1: 高低差速報
 AI時代の到来が叫ばれるようになり、“プログラミング”という言葉を耳にする機会が増えてきた。しかし、「プログラミングが重要だ」と言われても、漠然としていて何だかよく分からない、という人が多いのではないだろうか。プログラミングを学ぶことにどのような意味があるのか、カドカワ株式会社代表取締役社長の川上量生氏が解説する。

プログラマーが“人類最後の職業”に

 私はコンピューターのプログラミングを義務教育に取り入れるべきだと考えています。それは、プログラマーが〝人類最後の職業〟になりうるからです。プログラミングをマスターしていれば、世界中どこに行っても食いっぱぐれることはないという「実益」が第一の理由です。

 進駐軍の時代なら、英語ができる人間は、より有利にビジネスを進めることができました。今の時代であれば、プログラミング言語ができて有利になる世界のほうが広いでしょう。

 人工知能はどんどん進化しています。恐らく世の中にある仕事のほとんどが今後、人工知能でカバーできるようになるでしょう。それはかつて手工業で作っていた品々を機械が作るようになったのと同じようなものです。従来は機械化が難しいと思われていた熟練した職人のノウハウも人工知能が得意なものとして置き換わっていくでしょう。官僚が行っている仕事や医者による病気の診断なども人工知能がとってかわる可能性が高いです。

 ただ、税理士や会計士という職業は、生き残るかもしれません。税務申告や会計処理はルールが多く複雑なので、仕事自体は人工知能が得意とするところです。しかし、そのような仕事を職業とする場合には資格の取得が義務づけられています。人工知能がいくら発達していても、こうした法律で保護されているような職業は、なくならないのでしょう。

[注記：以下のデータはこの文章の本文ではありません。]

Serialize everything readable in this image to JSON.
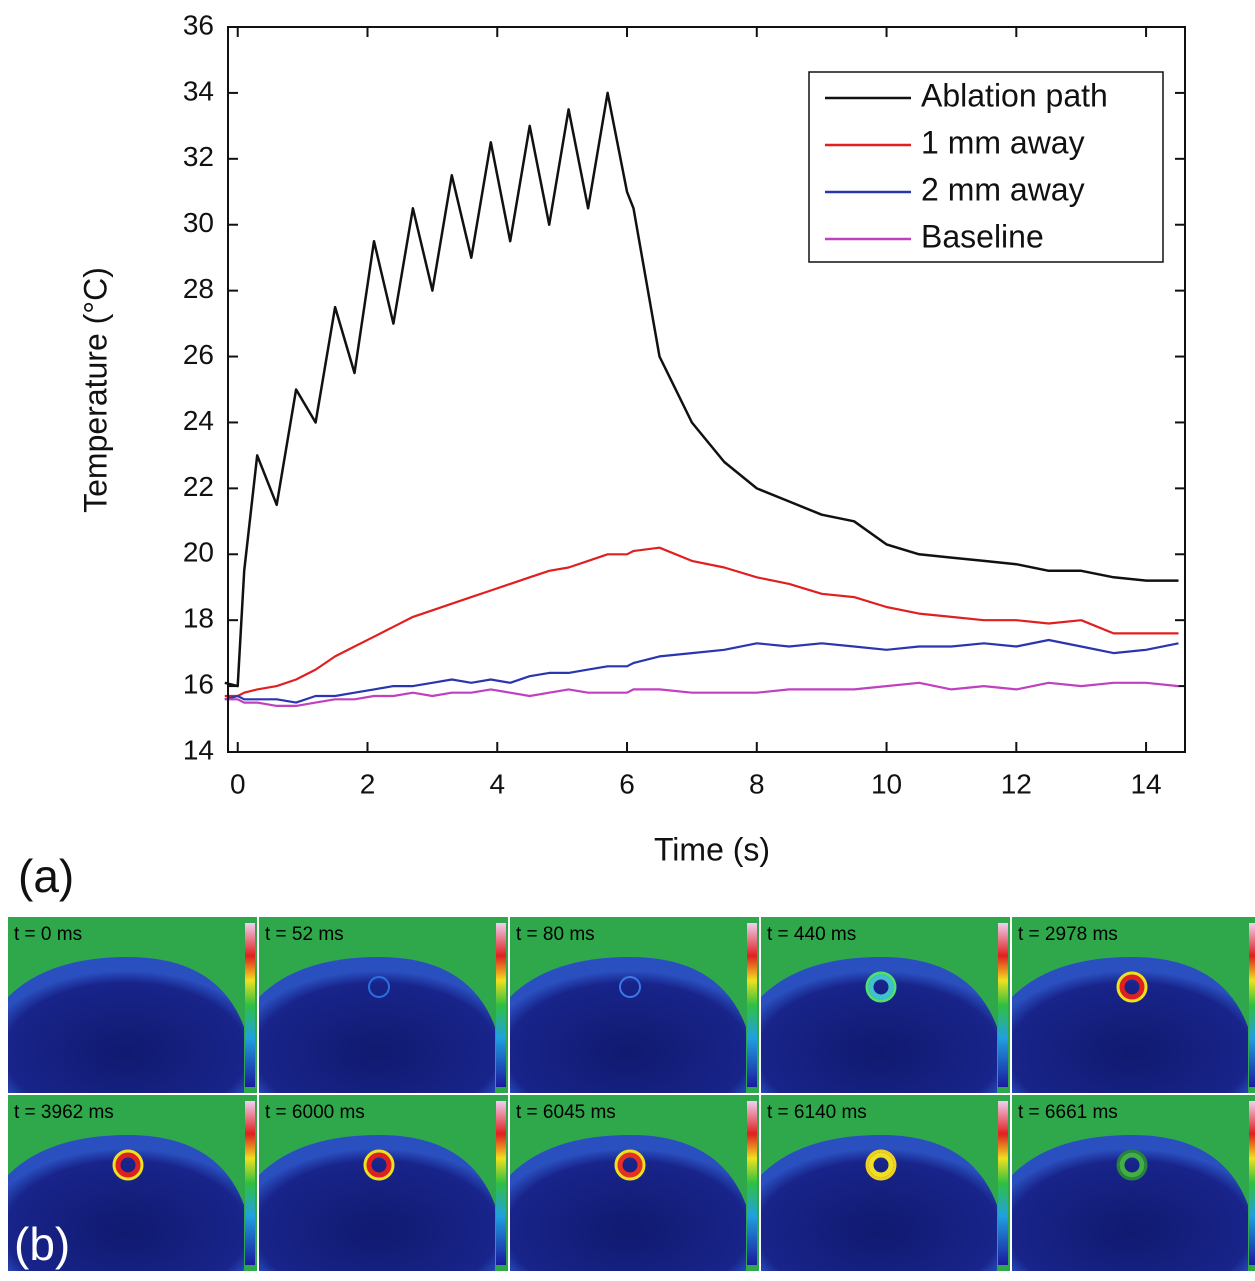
{
  "chart_data": {
    "type": "line",
    "xlabel": "Time (s)",
    "ylabel": "Temperature (°C)",
    "x": [
      -0.2,
      0,
      0.1,
      0.3,
      0.6,
      0.9,
      1.2,
      1.5,
      1.8,
      2.1,
      2.4,
      2.7,
      3.0,
      3.3,
      3.6,
      3.9,
      4.2,
      4.5,
      4.8,
      5.1,
      5.4,
      5.7,
      6.0,
      6.1,
      6.5,
      7,
      7.5,
      8,
      8.5,
      9,
      9.5,
      10,
      10.5,
      11,
      11.5,
      12,
      12.5,
      13,
      13.5,
      14,
      14.5
    ],
    "series": [
      {
        "name": "Ablation path",
        "color": "#111111",
        "values": [
          16.1,
          16,
          19.5,
          23,
          21.5,
          25,
          24,
          27.5,
          25.5,
          29.5,
          27,
          30.5,
          28,
          31.5,
          29,
          32.5,
          29.5,
          33,
          30,
          33.5,
          30.5,
          34,
          31,
          30.5,
          26,
          24,
          22.8,
          22,
          21.6,
          21.2,
          21,
          20.3,
          20,
          19.9,
          19.8,
          19.7,
          19.5,
          19.5,
          19.3,
          19.2,
          19.2
        ]
      },
      {
        "name": "1 mm away",
        "color": "#e02020",
        "values": [
          15.7,
          15.7,
          15.8,
          15.9,
          16,
          16.2,
          16.5,
          16.9,
          17.2,
          17.5,
          17.8,
          18.1,
          18.3,
          18.5,
          18.7,
          18.9,
          19.1,
          19.3,
          19.5,
          19.6,
          19.8,
          20,
          20,
          20.1,
          20.2,
          19.8,
          19.6,
          19.3,
          19.1,
          18.8,
          18.7,
          18.4,
          18.2,
          18.1,
          18,
          18,
          17.9,
          18,
          17.6,
          17.6,
          17.6
        ]
      },
      {
        "name": "2 mm away",
        "color": "#2a35b0",
        "values": [
          15.6,
          15.7,
          15.6,
          15.6,
          15.6,
          15.5,
          15.7,
          15.7,
          15.8,
          15.9,
          16,
          16,
          16.1,
          16.2,
          16.1,
          16.2,
          16.1,
          16.3,
          16.4,
          16.4,
          16.5,
          16.6,
          16.6,
          16.7,
          16.9,
          17,
          17.1,
          17.3,
          17.2,
          17.3,
          17.2,
          17.1,
          17.2,
          17.2,
          17.3,
          17.2,
          17.4,
          17.2,
          17,
          17.1,
          17.3
        ]
      },
      {
        "name": "Baseline",
        "color": "#c040c0",
        "values": [
          15.6,
          15.6,
          15.5,
          15.5,
          15.4,
          15.4,
          15.5,
          15.6,
          15.6,
          15.7,
          15.7,
          15.8,
          15.7,
          15.8,
          15.8,
          15.9,
          15.8,
          15.7,
          15.8,
          15.9,
          15.8,
          15.8,
          15.8,
          15.9,
          15.9,
          15.8,
          15.8,
          15.8,
          15.9,
          15.9,
          15.9,
          16,
          16.1,
          15.9,
          16,
          15.9,
          16.1,
          16,
          16.1,
          16.1,
          16
        ]
      }
    ],
    "xlim": [
      -0.15,
      14.6
    ],
    "ylim": [
      14,
      36
    ],
    "xticks": [
      0,
      2,
      4,
      6,
      8,
      10,
      12,
      14
    ],
    "yticks": [
      14,
      16,
      18,
      20,
      22,
      24,
      26,
      28,
      30,
      32,
      34,
      36
    ],
    "legend": "upper right",
    "panel_a": "(a)",
    "panel_b": "(b)",
    "frames": [
      "t = 0 ms",
      "t = 52 ms",
      "t = 80 ms",
      "t = 440 ms",
      "t = 2978 ms",
      "t = 3962 ms",
      "t = 6000 ms",
      "t = 6045 ms",
      "t = 6140 ms",
      "t = 6661 ms"
    ]
  }
}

 究極的には人間の仕事は儀礼的なものしか残らなくなる可能性があります。ただし、過渡期においては、人間の仕事を肩代わりしてくれる人工知能に指示を出す人間が必要になります。それがプログラマーです。ですから、プログラミングは人間がおこなう最後まで残る仕事のひとつになるでしょう。もっとも、プログラミングを全ての人間が学ぶ必要があるかについて異論があるのは当然です。いくら人間にとって最後の仕事だとしても、全ての人類がプログラマーになるようなことは起こらないだろうからです。

中略

プログラミングを義務教育に――コミュ力と論理的思考力を養う
現代社会に生きる人間は、まわりに溢れているコンピューターの気持ちを理解することでより有利に生活を送ることができます。だからこそ、最低限の動作原理とプログラミング言語を小学生から学ばせるべきだと、私は考えているのです。

あらゆる企業、あらゆる職業の面接で、コミュニケーション能力というのは、もっとも重要視される指標となっています。それはどのような仕事においても人間との関わりが仕事の中心となっていることがほとんどだからです。これからはコンピューターとの関わりも避けては通れません。コンピューターとのコミュニケーション能力が重要になっていくのです。

 もうひとつ、プログラミング教育が重要な理由は論理的思考力と相関があるからです。プログラミングを学び論理的思考力を高めることは、プログラマー以外の職業でも役に立つのです。

 プログラミングもプログラミング言語も日々進化、多様化しています。あるプログラミング言語を覚えたとしても、10年後には使われていないかもしれません。それでも一度、そのプログラミングという思考のプロセスを学べば、論理的思考力の向上に役に立つでしょう。

 子どもたちにはプログラミング言語そのものよりも、論理的思考力を身につけさせることと、コンピューターの動作原理を理解させることが大切だと思います。ただし、義務教育にするならなおのことですが、最大の問題は、プログラミングを正しく教えるスキルを持った教師の数が絶対的に不足していることでしょう。どうせ人材の育成は間に合わないので、ネットでの遠隔授業の導入しか、現実的な解決策はないように思います。